Ali yang sedang mengeringkan rambutnya menghela nafas berat. "Gue benar-benar terpaksa melakukan semua ini." Katanya sambil menatap langit yang hari ini terlihat sangat cerah.

"Kalaupun gue turutin keinginan Mami gue nggak yakin bisa ngelepas Amara. Amara terlalu berharga untuk gue." Lirih Ali pilu. Seandainya saja ia tidak kecelakaan mungkin sekarang ia dan Amara sudah menikah bahkan mungkin sudah memiliki anak.

Andai saja Amara tidak meninggalkan dirinya mungkin sekarang ia adalah salah satu pria yang paling bahagia di dunia ini.
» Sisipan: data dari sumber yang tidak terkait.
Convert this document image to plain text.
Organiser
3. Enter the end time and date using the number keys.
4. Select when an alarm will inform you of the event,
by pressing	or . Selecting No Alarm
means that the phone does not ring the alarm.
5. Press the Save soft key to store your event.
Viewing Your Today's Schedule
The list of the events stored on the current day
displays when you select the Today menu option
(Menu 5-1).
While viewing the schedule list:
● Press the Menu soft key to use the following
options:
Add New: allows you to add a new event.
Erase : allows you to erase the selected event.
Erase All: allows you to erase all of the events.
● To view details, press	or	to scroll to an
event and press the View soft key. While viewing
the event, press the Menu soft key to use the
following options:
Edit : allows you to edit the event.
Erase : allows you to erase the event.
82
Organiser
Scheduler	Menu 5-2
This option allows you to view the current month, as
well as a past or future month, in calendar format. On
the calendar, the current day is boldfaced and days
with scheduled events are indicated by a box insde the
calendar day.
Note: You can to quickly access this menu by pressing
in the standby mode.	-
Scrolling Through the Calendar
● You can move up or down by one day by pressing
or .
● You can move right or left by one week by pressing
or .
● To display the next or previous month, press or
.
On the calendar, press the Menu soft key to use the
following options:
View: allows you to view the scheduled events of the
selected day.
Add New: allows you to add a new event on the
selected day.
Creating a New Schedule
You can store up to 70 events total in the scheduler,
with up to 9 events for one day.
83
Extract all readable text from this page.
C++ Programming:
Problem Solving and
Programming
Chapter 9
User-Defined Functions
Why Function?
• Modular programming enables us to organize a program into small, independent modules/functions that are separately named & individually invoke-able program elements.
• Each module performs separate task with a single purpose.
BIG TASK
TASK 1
"Maaf Tuan saatnya Anda sarapan dan minum obat."

"Saya akan sarapan tapi tidak dengan meminum obat."

"Tapi---"

"Jangan bantah saya! Saya paling tidak suka ada yang membantah ucapan saya ngerti kamu?!"

"Ba--ik Tuan. Maaf.." Pelayan itu segera beranjak meninggalkan kamar Ali setelah meletakkan nampan di atas meja.

Ali meraih obat-obat yang dikhususkan untuknya lalu membuang semuanya ke tong sampah. Dia tidak butuh semua itu! Yang ia butuhkan cintanya kembali. Amara, ia benar-benar merindukan wanita itu.